Scalability
In primary care settings and emergency units, there is often a lack of trained specialists to interpret complex ECGs and make rapid diagnosis.87 Even the combined accuracy of practitioners in these settings with current computer interpretations for AF diagnosis remains insufficient.29 This need is even greater in less developed countries which contribute about 75% to the overall cardiovascular mortality.7 As discussed previously, automated AI-ECG interpretation could enable expert level diagnoses and streamline clinical workflow in these settings.

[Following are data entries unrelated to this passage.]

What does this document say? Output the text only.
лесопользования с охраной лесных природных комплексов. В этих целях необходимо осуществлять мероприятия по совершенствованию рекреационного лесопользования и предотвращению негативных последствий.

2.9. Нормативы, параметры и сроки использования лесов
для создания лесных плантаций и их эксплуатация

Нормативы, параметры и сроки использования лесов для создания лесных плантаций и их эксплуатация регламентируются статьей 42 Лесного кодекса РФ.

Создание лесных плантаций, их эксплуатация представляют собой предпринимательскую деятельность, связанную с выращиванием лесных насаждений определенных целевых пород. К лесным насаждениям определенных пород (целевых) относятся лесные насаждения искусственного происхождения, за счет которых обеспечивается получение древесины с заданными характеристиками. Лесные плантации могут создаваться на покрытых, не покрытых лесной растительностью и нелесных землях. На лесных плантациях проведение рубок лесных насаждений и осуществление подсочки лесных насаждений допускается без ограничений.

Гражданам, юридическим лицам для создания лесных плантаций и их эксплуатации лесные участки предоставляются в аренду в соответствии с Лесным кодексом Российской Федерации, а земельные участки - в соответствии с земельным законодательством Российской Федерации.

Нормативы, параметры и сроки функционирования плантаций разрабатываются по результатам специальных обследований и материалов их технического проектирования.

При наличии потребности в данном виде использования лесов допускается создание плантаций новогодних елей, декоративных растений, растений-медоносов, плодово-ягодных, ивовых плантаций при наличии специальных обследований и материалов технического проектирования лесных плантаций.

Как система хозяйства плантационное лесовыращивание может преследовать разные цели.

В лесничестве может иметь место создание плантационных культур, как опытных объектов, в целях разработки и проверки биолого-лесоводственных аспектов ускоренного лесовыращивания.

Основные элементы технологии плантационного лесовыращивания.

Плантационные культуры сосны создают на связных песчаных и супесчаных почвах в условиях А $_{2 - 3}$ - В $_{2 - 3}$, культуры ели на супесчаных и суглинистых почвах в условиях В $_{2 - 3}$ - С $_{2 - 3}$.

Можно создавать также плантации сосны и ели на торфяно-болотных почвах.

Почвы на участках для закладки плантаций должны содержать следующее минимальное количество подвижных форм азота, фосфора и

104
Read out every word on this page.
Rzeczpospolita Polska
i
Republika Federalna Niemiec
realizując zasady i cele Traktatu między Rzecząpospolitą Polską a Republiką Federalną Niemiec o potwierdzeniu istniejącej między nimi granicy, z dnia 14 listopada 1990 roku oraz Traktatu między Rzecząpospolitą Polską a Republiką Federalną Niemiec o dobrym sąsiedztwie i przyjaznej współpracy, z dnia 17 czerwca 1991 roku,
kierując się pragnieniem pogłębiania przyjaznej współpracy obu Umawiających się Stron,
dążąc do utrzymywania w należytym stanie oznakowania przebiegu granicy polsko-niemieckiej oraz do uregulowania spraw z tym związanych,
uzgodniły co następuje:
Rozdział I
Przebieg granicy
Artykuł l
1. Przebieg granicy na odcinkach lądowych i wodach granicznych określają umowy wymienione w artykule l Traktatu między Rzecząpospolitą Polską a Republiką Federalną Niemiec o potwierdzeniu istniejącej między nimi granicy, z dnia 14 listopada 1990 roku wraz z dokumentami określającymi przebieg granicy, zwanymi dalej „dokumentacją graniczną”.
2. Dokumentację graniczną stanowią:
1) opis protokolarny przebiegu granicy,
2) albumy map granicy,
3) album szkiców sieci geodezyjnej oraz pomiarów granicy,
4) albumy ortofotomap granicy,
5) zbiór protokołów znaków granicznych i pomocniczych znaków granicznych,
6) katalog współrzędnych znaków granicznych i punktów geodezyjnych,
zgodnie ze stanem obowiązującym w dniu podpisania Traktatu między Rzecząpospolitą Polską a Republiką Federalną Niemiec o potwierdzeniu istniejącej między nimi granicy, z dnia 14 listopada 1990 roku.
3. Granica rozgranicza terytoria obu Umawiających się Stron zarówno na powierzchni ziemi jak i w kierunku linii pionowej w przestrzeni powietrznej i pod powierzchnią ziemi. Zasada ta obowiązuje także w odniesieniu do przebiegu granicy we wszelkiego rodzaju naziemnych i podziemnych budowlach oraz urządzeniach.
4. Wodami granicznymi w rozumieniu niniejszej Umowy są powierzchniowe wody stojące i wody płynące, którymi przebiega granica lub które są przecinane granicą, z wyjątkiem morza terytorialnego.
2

A network once trained can be fine-tuned to widespread applications and smart devices. For instance, we have shown the application of an algorithm trained using 12 lead ECG to detect serum potassium levels and applied it to a single lead ECG recorded using a smartphone.88
To bring these tools to the point-of-care we have incorporated AI-ECG tools into the electronic health record as an ‘AI-ECG Dashboard’.8 With the click of a button, clinicians can have all the ECGs available for that patient analyzed with AI-ECG probability outputs for various diagnoses. A major advantage of incorporating AI-ECG algorithms into practice is their ability to keep learning indefinitely as more information is added. This essentially creates a self-improving healthcare system.36
The application of DNN models to long duration signals like 24-hour Holter monitor data to detect paroxysmal AF has shown good preliminary results.79 This has broad applications for development of a new generation of real-time analytical tools to detect AF from the growing number of ambulatory monitoring devices.